As illustrated in Fig. 4A and C, carbachol, a non-specific muscarinic acetylcholine receptor (mAchR) agonist, caused a concentration-dependent increase of contraction in both circular and longitudinal smooth muscle strips from proximal colon of the control and TNBS-induced colitis mouse. However, the contractile response to cholinergic receptor stimulation by carbachol was markedly reduced in the circular (Fig. 4B) and longitudinal (Fig. 4D) smooth muscle strips from the proximal colon of the TNBS-induced colitis mouse than the control. Indeed, in circular smooth muscle strips from the control, absolute maximum tension induced by carbachol (10-5 M) was 2.06±0.19 g (n=7), whereas, it's from the TNBS-induced colitis, maximum tension was 0.47±0.04 g (n=7) (Fig. 5A). However, absolute maximum tension induced by carbachol (10-5 M) in the longitudinal smooth muscle strips were slightly decreased in TNBS-induced colitis (0.76±0.10 g, n=7) than the control (0.37±0.04 g, n=7) (Fig. 5B). Besides the carbachol, oxotremorine M, a specific muscarinic acetylcholine receptor agonist, was also evoked concentration-dependent contractile response in circular and longitudinal smooth muscle strips from the proximal colon of the control and TNBS-induced colitis, however, contractile response in circular and longitudinal smooth muscle strips were markedly attenuated in TNBS-induced colitis compared to the control (Fig. 5C and D).
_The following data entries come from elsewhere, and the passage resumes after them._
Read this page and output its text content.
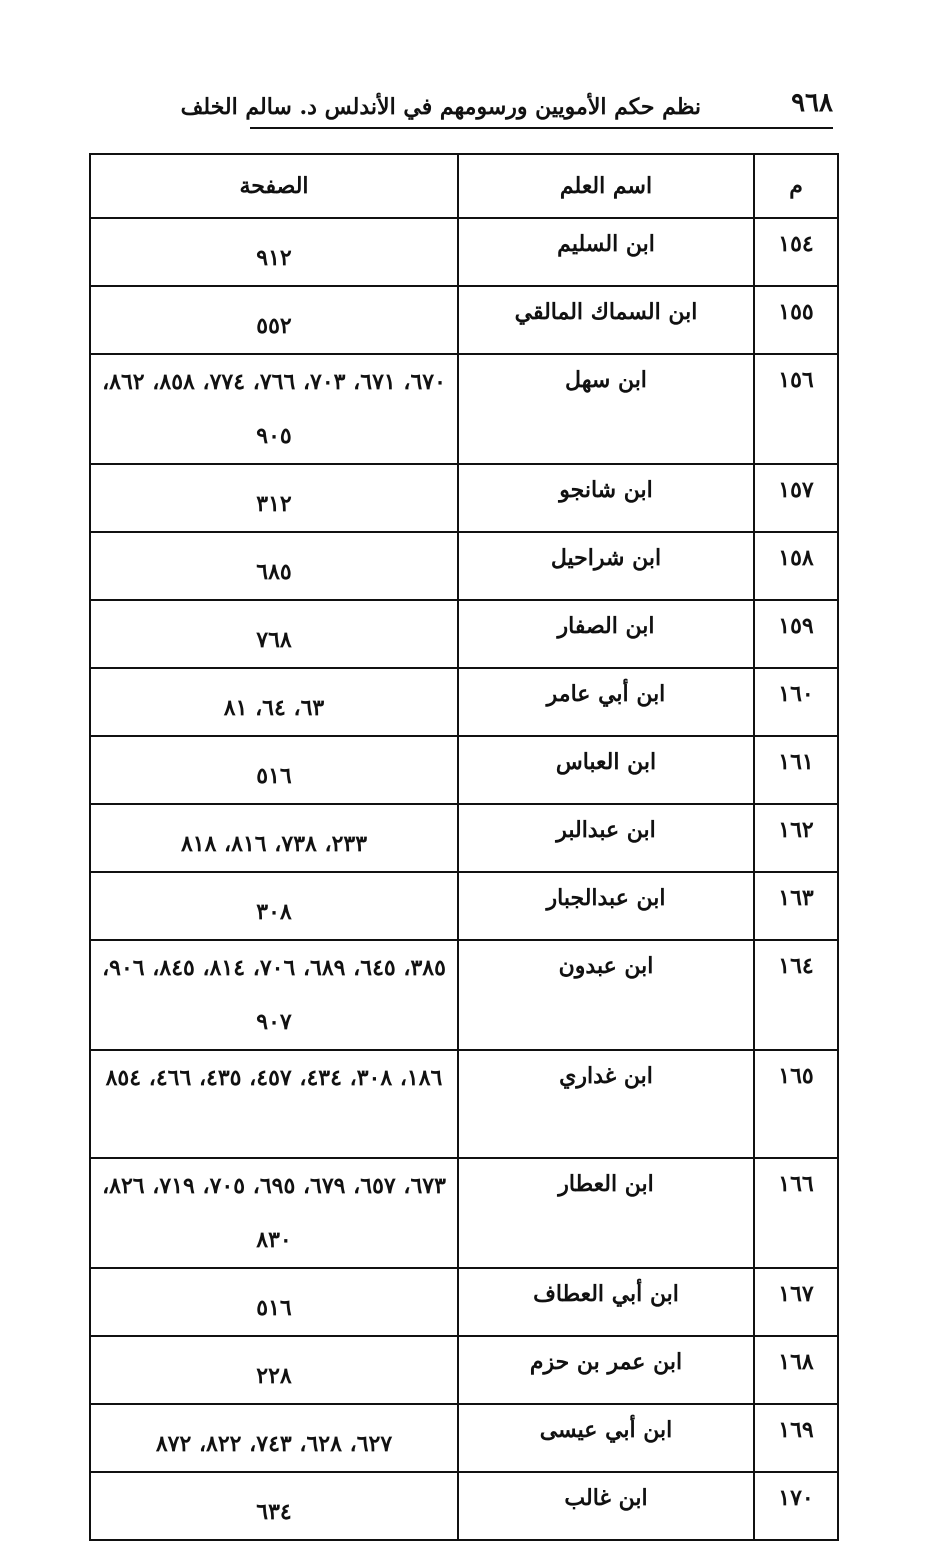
٩٦٨
نظم حكم الأمويين ورسومهم في الأندلس د. سالم الخلف
م	اسم العلم	الصفحة
١٥٤	ابن السليم	٩١٢
١٥٥	ابن السماك المالقي	٥٥٢
١٥٦	ابن سهل	٦٧٠، ٦٧١، ٧٠٣، ٧٦٦، ٧٧٤، ٨٥٨، ٨٦٢، ٩٠٥
١٥٧	ابن شانجو	٣١٢
١٥٨	ابن شراحيل	٦٨٥
١٥٩	ابن الصفار	٧٦٨
١٦٠	ابن أبي عامر	٦٣، ٦٤، ٨١
١٦١	ابن العباس	٥١٦
١٦٢	ابن عبدالبر	٢٣٣، ٧٣٨، ٨١٦، ٨١٨
١٦٣	ابن عبدالجبار	٣٠٨
١٦٤	ابن عبدون	٣٨٥، ٦٤٥، ٦٨٩، ٧٠٦، ٨١٤، ٨٤٥، ٩٠٦، ٩٠٧
١٦٥	ابن غداري	١٨٦، ٣٠٨، ٤٣٤، ٤٥٧، ٤٣٥، ٤٦٦، ٨٥٤
١٦٦	ابن العطار	٦٧٣، ٦٥٧، ٦٧٩، ٦٩٥، ٧٠٥، ٧١٩، ٨٢٦، ٨٣٠
١٦٧	ابن أبي العطاف	٥١٦
١٦٨	ابن عمر بن حزم	٢٢٨
١٦٩	ابن أبي عيسى	٦٢٧، ٦٢٨، ٧٤٣، ٨٢٢، ٨٧٢
١٧٠	ابن غالب	٦٣٤
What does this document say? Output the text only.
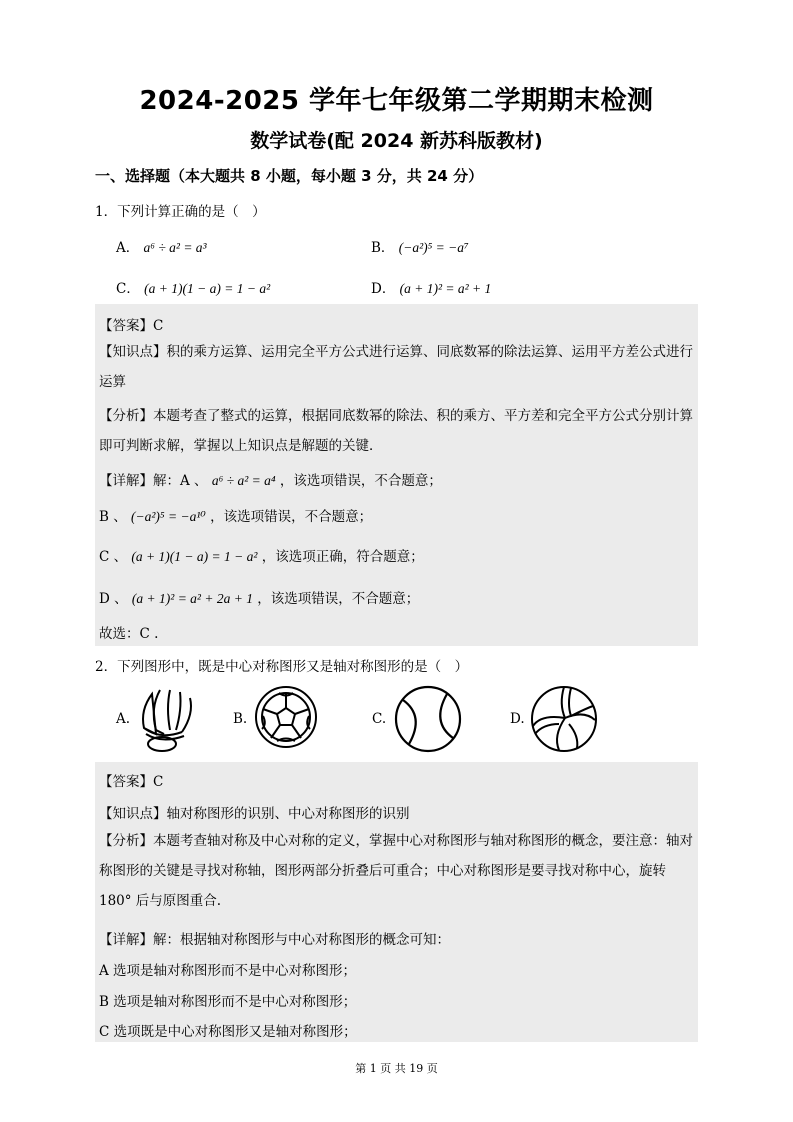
2024-2025 学年七年级第二学期期末检测
数学试卷(配 2024 新苏科版教材)
一、选择题（本大题共 8 小题，每小题 3 分，共 24 分）
1．下列计算正确的是（　）
A． a⁶ ÷ a² = a³	B． (−a²)⁵ = −a⁷
C． (a + 1)(1 − a) = 1 − a²	D． (a + 1)² = a² + 1
【答案】C
【知识点】积的乘方运算、运用完全平方公式进行运算、同底数幂的除法运算、运用平方差公式进行运算
【分析】本题考查了整式的运算，根据同底数幂的除法、积的乘方、平方差和完全平方公式分别计算即可判断求解，掌握以上知识点是解题的关键．
【详解】解：A 、 a⁶ ÷ a² = a⁴ ，该选项错误，不合题意；
B 、 (−a²)⁵ = −a¹⁰ ，该选项错误，不合题意；
C 、 (a + 1)(1 − a) = 1 − a² ，该选项正确，符合题意；
D 、 (a + 1)² = a² + 2a + 1 ，该选项错误，不合题意；
故选：C .
2．下列图形中，既是中心对称图形又是轴对称图形的是（　）
A.	B.	C.	D.
【答案】C
【知识点】轴对称图形的识别、中心对称图形的识别
【分析】本题考查轴对称及中心对称的定义，掌握中心对称图形与轴对称图形的概念，要注意：轴对称图形的关键是寻找对称轴，图形两部分折叠后可重合；中心对称图形是要寻找对称中心，旋转 180° 后与原图重合.
【详解】解：根据轴对称图形与中心对称图形的概念可知：
A 选项是轴对称图形而不是中心对称图形；
B 选项是轴对称图形而不是中心对称图形；
C 选项既是中心对称图形又是轴对称图形；
第 1 页 共 19 页
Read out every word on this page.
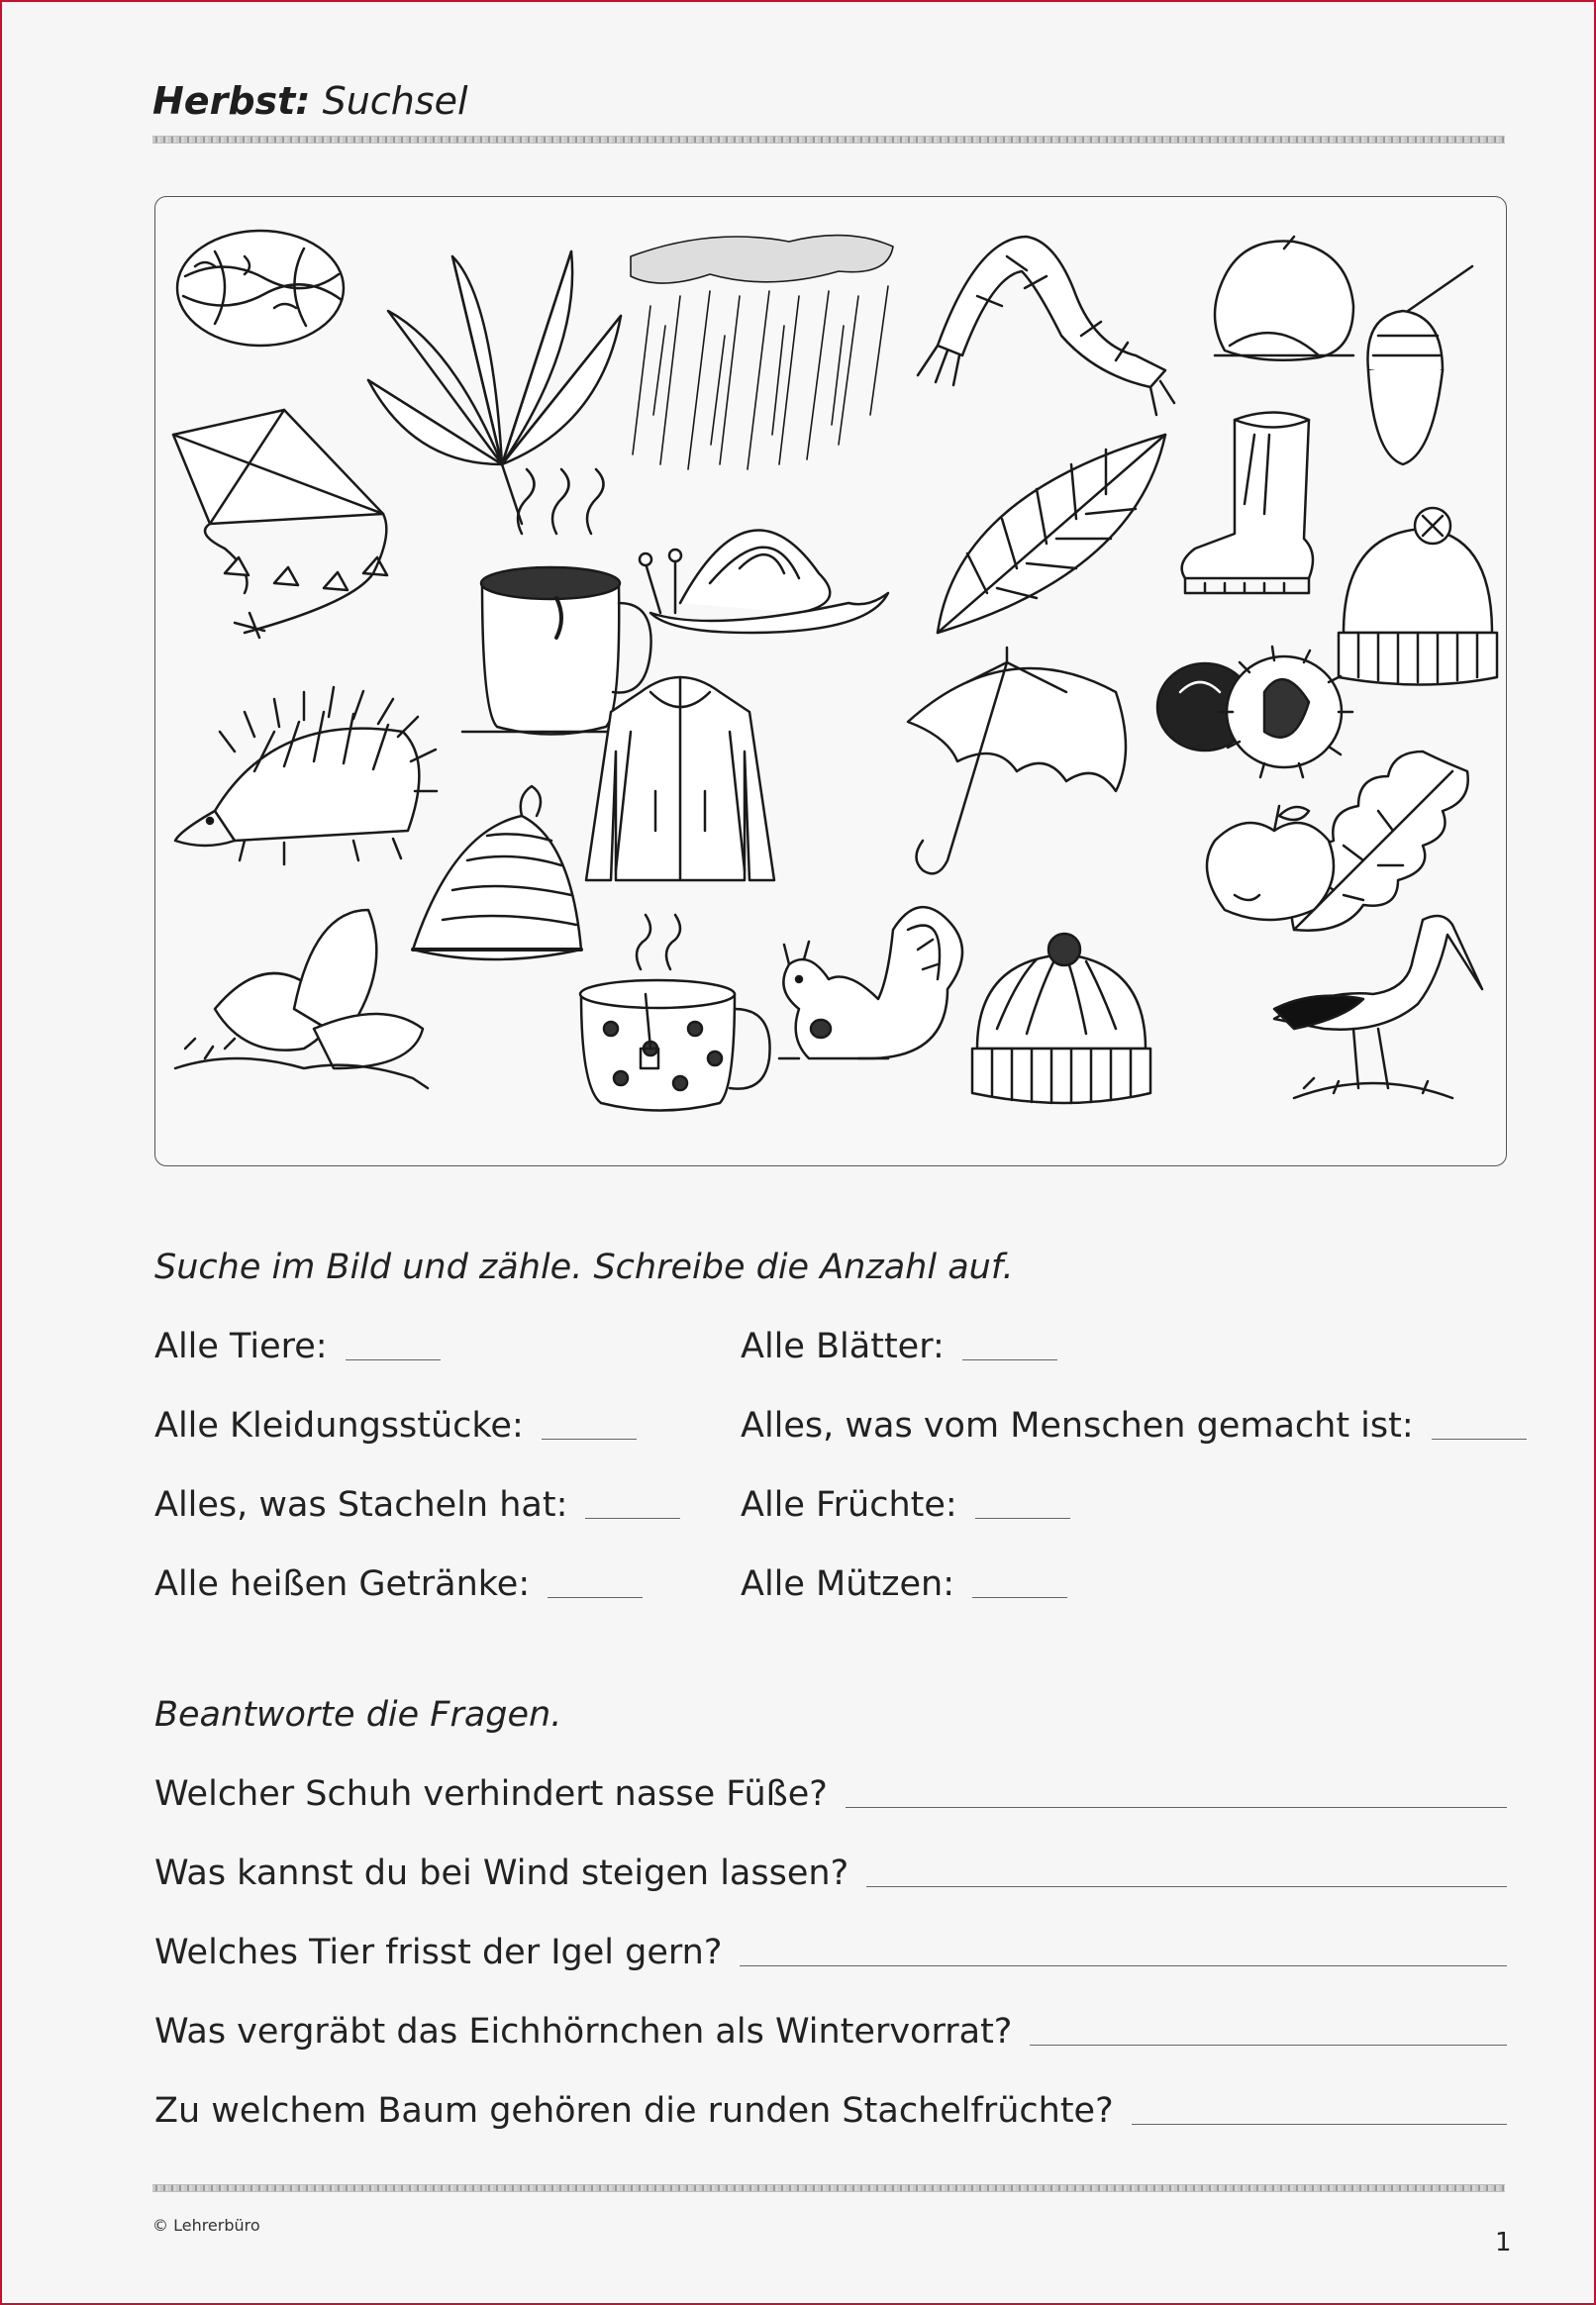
Herbst: Suchsel
Suche im Bild und zähle. Schreibe die Anzahl auf.
Alle Tiere:
Alle Kleidungsstücke:
Alles, was Stacheln hat:
Alle heißen Getränke:
Alle Blätter:
Alles, was vom Menschen gemacht ist:
Alle Früchte:
Alle Mützen:
Beantworte die Fragen.
Welcher Schuh verhindert nasse Füße?
Was kannst du bei Wind steigen lassen?
Welches Tier frisst der Igel gern?
Was vergräbt das Eichhörnchen als Wintervorrat?
Zu welchem Baum gehören die runden Stachelfrüchte?
© Lehrerbüro
1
To clarify the reduced contractility of circular smooth muscle layer, the non-selective cation channel (NSCC) currents, a routine source for elevation of intracellular Ca2+ concentration, were confirmed. The carbachol-induced NSCC currents were recorded in the circular smooth muscle cells from the proximal colon of the control and TNBS-induced colitis mouse using the whole cell patch clamp configuration, replacing K+ with Cs+ (145 mM) to block K+ channels and using nimodipine (1 µM) to block L-type Ca2+ channels. As shown in Fig. 6A, application of carbachol (1 µM) induced NSCC currents in circular smooth muscle cells. The current-voltage relationship of carbachol-induced NSCC currents revealed a pattern of inward or outward rectification and a reversal potential of 0 mV. These rectifications of current-voltage relation were markedly reduced by TNBS-induced colonic inflammation. The inward rectification of the NSCC currents, especially, important to Ca2+ and Na+ influx-induced depolarization and contraction, was markedly reduced in the TNBS-induced colitis (8.4±6.7 pA, n=6) compared to the control (56.8±9.8 pA, n=6) at -60 mV of the membrane potential (Fig. 6B).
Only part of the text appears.